Prototyping of a circuit design using programmable logic chips (e.g., FPGAs) can have advantages over other types of functional verification, namely emulation using a plurality of emulation processors. First, prototyping using programmable logic chips generally results in higher speed relative to emulation using emulation processors. Second, such higher-speed circuit design prototypes using programmable logic chips can sometimes even run in real-time, that is, the prototype may run at the intended clock speed of the manufactured chip, rather than a reduced clock speed. This is not always the case, notably for higher performance circuit designs that have clock speeds higher than the maximum allowed by the programmable logic chips. Third, such prototyping systems using programmable logic chips are generally of lower cost than an emulation system using processors.
Exemplary hardware used in prototyping comprises FPGAs or other types of programmable logic chips, input/output circuitry, and interconnect circuitry connecting the programmable logic chips to each other and to the input-output circuitry. An example of commercial prototyping hardware includes the DN7006K1 OPCIe-8T manufactured by the DINI Group of La Jolla, Calif. The DN7006K10PCIe-8T features six Altera Stratix 3 3SL340 (FF1760) FPGAs, a configuration FPGA, global clock generation hardware, interconnect connecting the FPGAs to each other, input/output devices including an eight lane PCI Express Endpoint, and DDR SODIMM slots for the insertion of RAM.
To enable a circuit designer to evaluate the circuit design prototype, FPGAs are generally embedded with an internal logic analyzer circuit that can capture and store logic signals during operation.
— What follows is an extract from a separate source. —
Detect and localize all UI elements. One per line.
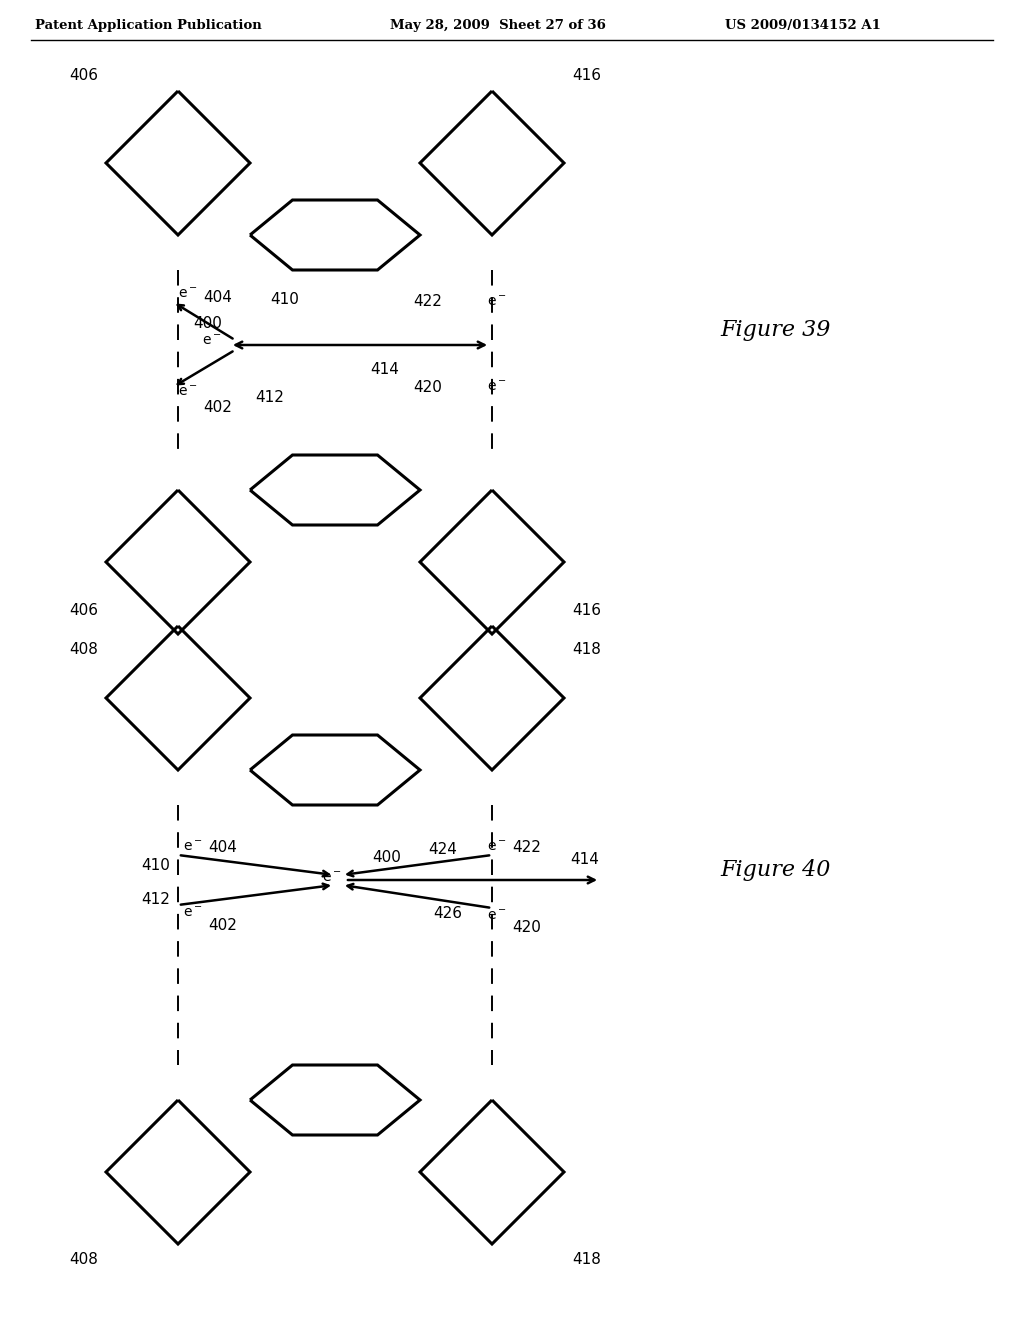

Each internal logic analyzer can be triggered on a combination of multiple signals from the user logic. Once these signals are captured, the internal logic analyzer can unload the data through an interface to a computer. Typically, an interface is connected between the computer and the FPGA where the computer can arm the internal logic analyzer and poll it until a data acquisition has been made. While internal logic analyzers work well for debugging logic of each individual FPGA, existing designs have limitations for multiple FPGA systems. Specifically, each logic analyzer captures data waveforms for its respective FPGA independently of the other FPGAs in the system. This design limitation leads to confusion and loss of correct and efficient debugging for circuit design prototypes that include multiple FPGAs.